First off a looney tune from the US:
NEW YORK - The fire department's new Muslim chaplain abruptly resigned Friday after saying in a published interview that a broader conspiracy, not 19 al-Qaida hijackers, may have been responsible for the Sept. 11 terrorist attacks. ...
"I've heard professionals say that nowhere ever in history did a steel building come down with fire alone," he told the newspaper.
"It takes two or three weeks to demolish a building like that. But it was pulled down in a couple of hours," he said. "Was it 19 hijackers who brought it down, or was it a conspiracy?"
The 30-year Guyana native joined the department as chaplain on Aug. 15 after the FDNY's Islamic Society recommended him for the part-time position, which pays $18,000 a year.
Scoppetta said Habib, who was educated in Islamic law in Saudi Arabia and preaches at a New York mosque, had appeared qualified and passed a background check.
Even China feeling the Islamonazi pressure.
BEIJING — China urged local security agencies Thursday to "prepare for danger" and remain vigilant against terrorists in the predominantly Muslim northwestern region of Xinjiang....
Muslim Uighur militants in Xinjiang have fought for several decades to establish an independent nation that would be known as East Turkestan.
China, which has aggressively confronted the movement, said this month that 160 people had been killed in Xinjiang since the mid-1980s in 260 attacks blamed on terrorists....

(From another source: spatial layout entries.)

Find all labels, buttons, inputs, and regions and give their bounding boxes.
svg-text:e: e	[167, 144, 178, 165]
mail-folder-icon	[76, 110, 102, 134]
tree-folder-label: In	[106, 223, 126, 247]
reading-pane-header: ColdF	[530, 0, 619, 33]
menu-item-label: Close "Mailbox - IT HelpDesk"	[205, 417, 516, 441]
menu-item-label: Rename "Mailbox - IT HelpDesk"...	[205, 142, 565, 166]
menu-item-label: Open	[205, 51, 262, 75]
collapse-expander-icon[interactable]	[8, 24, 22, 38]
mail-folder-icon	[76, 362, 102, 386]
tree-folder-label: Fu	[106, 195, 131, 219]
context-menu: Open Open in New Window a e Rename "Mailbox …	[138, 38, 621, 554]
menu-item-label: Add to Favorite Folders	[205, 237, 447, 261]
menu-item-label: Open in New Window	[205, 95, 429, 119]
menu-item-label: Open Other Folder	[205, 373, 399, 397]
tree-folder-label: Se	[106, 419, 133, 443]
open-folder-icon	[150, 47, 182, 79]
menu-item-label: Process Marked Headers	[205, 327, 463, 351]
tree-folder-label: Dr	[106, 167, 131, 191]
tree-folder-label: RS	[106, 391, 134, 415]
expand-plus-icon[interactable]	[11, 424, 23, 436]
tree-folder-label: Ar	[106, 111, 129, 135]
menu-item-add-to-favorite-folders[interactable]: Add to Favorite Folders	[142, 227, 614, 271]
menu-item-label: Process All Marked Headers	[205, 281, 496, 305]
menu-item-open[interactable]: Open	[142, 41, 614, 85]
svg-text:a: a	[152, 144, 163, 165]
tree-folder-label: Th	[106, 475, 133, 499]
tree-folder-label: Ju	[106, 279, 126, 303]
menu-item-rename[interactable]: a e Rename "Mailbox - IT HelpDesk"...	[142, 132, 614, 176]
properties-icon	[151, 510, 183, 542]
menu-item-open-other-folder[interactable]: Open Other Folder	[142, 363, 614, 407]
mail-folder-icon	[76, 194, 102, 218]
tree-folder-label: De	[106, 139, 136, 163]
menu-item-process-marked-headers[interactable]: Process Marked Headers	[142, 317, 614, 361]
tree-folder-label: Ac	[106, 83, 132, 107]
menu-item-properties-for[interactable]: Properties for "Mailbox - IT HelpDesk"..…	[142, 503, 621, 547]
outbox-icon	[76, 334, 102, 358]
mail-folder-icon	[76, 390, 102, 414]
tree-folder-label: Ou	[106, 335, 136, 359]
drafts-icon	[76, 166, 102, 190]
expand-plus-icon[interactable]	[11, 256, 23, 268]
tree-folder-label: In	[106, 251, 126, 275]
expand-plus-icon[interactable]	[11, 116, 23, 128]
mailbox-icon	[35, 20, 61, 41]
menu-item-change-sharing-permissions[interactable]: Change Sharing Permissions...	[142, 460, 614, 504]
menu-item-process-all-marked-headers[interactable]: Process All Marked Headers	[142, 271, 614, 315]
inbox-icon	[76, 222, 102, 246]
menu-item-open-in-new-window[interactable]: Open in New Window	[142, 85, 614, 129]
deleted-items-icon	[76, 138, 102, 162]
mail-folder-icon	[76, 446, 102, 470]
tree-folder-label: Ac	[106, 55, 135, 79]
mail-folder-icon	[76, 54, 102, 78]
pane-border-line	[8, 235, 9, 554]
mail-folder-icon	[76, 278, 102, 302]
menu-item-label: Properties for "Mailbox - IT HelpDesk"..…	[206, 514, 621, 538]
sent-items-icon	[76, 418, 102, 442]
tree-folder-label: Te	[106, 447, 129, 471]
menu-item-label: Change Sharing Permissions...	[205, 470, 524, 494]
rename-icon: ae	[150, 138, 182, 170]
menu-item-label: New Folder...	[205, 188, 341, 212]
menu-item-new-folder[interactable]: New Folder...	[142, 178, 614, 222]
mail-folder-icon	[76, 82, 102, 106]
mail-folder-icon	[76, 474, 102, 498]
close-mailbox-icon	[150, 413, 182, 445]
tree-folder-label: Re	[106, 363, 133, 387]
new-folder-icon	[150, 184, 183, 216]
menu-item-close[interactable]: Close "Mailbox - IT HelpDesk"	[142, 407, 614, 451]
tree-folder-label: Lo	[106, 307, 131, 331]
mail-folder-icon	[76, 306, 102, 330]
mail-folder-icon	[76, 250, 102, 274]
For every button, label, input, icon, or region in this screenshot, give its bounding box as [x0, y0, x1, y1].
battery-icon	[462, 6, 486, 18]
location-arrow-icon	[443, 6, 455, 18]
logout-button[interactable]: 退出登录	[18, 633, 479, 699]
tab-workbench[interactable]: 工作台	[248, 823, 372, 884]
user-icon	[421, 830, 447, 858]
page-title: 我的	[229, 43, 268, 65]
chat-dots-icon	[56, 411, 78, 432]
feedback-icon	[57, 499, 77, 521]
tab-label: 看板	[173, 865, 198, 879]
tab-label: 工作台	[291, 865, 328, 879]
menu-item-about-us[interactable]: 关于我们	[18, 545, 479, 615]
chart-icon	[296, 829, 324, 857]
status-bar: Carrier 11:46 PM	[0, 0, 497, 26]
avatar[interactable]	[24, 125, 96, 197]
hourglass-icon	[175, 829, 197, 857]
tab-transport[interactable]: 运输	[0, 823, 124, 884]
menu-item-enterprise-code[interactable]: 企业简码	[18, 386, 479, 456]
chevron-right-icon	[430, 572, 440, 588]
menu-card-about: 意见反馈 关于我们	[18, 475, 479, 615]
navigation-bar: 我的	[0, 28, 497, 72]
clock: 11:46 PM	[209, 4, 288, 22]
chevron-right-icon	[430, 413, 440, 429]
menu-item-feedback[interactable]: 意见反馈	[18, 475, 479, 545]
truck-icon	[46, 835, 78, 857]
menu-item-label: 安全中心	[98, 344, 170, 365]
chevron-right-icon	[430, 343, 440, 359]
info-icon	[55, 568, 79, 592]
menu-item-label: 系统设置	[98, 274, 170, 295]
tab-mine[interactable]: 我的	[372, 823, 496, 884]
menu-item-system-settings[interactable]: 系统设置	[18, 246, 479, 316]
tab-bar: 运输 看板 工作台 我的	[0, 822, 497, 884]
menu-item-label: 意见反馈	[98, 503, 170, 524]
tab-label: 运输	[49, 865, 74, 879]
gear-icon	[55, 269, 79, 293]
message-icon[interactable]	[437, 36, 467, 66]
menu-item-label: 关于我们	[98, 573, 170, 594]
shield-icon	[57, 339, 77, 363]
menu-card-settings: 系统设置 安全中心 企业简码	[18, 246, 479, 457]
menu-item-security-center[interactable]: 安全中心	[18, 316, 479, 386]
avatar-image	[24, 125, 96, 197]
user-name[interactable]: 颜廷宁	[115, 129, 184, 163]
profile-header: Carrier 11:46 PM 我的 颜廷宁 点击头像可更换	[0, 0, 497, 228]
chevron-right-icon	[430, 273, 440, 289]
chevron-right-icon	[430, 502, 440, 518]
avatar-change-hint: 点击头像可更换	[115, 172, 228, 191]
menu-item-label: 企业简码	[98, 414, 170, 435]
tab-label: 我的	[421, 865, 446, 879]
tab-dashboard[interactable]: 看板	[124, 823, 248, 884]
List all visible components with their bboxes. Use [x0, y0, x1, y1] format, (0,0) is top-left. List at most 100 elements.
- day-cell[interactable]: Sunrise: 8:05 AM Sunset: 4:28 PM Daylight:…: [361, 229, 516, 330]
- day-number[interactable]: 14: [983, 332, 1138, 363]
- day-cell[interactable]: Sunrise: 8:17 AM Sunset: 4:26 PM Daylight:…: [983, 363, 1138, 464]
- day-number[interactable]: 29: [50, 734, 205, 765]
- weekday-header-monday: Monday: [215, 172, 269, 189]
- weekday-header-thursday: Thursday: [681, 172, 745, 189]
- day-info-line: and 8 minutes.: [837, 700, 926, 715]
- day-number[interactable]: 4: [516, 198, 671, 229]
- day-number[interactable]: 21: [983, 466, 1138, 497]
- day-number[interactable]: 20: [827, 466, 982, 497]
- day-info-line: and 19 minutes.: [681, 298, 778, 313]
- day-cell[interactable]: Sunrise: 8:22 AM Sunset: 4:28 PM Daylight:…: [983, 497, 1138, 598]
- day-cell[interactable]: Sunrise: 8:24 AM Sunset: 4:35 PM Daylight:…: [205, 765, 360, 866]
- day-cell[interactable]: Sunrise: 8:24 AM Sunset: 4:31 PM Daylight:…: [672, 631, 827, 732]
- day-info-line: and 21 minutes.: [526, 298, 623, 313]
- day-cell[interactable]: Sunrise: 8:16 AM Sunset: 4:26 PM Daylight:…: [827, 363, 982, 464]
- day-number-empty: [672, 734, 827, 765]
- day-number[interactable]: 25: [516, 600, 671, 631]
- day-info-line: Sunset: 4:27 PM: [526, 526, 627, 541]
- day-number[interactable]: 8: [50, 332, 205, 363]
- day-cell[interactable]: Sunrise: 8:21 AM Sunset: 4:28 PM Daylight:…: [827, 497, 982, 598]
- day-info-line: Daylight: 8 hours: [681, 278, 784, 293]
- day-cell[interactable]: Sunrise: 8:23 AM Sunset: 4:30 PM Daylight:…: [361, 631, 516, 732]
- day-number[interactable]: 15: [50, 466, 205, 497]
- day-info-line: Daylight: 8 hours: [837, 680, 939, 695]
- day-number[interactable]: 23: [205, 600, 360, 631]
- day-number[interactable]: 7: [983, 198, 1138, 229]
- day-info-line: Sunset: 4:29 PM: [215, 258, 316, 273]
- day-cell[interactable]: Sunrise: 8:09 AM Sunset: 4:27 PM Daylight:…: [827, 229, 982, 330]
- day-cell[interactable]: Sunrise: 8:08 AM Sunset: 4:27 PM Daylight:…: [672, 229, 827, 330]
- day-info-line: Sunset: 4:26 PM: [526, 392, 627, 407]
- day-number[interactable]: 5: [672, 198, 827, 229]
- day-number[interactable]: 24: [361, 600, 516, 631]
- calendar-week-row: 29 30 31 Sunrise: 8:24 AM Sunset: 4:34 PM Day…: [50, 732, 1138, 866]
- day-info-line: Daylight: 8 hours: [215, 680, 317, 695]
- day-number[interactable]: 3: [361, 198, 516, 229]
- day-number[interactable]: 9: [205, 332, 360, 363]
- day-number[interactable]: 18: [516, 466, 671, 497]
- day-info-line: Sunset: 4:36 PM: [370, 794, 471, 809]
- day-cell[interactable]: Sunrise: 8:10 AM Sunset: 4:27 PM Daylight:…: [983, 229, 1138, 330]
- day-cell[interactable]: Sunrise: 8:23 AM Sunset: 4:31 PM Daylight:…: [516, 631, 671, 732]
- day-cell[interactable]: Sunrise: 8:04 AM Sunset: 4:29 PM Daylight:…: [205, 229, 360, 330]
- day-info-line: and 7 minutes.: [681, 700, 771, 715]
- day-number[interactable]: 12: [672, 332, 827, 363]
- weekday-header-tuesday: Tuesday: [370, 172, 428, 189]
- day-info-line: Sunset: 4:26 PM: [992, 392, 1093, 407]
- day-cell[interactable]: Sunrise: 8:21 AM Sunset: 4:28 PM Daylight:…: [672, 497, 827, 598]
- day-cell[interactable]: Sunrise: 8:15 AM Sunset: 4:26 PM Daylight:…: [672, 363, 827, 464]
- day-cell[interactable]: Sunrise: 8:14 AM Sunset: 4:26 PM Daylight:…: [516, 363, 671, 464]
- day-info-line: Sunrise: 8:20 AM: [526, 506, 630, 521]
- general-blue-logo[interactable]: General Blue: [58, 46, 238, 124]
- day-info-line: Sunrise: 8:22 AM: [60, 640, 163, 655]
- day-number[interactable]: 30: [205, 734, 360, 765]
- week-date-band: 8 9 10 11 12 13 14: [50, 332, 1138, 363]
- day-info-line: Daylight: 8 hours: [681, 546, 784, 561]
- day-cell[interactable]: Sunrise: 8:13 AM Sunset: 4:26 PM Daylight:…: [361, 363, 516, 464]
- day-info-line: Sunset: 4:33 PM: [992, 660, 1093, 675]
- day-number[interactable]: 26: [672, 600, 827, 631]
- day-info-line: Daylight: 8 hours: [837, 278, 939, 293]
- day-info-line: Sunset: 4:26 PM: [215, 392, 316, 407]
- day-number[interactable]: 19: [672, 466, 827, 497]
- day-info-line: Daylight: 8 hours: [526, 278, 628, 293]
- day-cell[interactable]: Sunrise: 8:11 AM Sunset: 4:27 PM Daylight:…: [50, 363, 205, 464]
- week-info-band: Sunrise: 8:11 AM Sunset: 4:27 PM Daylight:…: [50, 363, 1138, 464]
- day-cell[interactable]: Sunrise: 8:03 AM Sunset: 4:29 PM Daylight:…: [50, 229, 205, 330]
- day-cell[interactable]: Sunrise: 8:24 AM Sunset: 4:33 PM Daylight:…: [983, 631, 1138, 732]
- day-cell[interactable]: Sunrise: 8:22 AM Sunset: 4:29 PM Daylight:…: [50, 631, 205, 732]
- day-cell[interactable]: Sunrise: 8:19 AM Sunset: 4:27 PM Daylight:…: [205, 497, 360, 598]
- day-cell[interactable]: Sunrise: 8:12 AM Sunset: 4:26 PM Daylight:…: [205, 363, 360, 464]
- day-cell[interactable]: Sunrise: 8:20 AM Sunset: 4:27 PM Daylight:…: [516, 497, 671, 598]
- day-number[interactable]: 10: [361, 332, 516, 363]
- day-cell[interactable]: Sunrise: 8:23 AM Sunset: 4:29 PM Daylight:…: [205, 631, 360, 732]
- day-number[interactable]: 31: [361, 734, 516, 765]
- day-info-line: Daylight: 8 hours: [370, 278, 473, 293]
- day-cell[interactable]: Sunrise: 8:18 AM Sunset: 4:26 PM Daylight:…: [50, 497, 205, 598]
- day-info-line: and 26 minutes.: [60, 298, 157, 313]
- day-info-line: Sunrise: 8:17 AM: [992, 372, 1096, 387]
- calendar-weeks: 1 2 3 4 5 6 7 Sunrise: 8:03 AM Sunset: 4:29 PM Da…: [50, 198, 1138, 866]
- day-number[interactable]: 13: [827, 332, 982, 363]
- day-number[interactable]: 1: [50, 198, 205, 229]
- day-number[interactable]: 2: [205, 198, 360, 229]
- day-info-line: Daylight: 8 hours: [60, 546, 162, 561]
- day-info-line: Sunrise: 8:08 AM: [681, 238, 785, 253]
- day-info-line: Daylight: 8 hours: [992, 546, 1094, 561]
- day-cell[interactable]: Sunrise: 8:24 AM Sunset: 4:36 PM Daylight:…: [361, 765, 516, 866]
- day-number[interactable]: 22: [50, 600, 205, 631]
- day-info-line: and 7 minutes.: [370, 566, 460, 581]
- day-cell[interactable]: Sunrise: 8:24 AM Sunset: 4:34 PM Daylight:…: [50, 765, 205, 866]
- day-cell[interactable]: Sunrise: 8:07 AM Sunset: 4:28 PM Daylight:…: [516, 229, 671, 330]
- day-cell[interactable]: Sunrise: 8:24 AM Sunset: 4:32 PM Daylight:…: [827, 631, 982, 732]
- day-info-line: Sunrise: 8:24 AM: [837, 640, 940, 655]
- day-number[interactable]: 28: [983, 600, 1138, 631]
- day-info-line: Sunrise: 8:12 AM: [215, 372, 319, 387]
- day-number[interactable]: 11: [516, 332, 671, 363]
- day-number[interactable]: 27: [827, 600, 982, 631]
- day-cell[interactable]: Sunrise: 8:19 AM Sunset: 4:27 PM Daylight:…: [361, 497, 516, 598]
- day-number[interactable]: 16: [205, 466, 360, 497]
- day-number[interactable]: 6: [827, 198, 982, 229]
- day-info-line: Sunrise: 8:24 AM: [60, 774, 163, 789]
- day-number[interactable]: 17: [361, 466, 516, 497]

About 60% of Xinjiang's population of 20 million is Muslim, who are considered an ethnic minority in predominantly Han China....
China released a leading Uighur figure, Rebiya Kadeer, from prison March 17 and exiled her to the U.S. following years of pressure by Washington. This occurred shortly before a visit by Secretary of State Condoleezza Rice. China has a history of releasing one or two high-profile activists before major international visits.
The overseas Uighur community is relatively fractured, but analysts say Kadeer is a particular object of Beijing's distrust because she has the stature to unify disparate groups under an international banner, in much the same way the Dalai Lama has done for Tibet.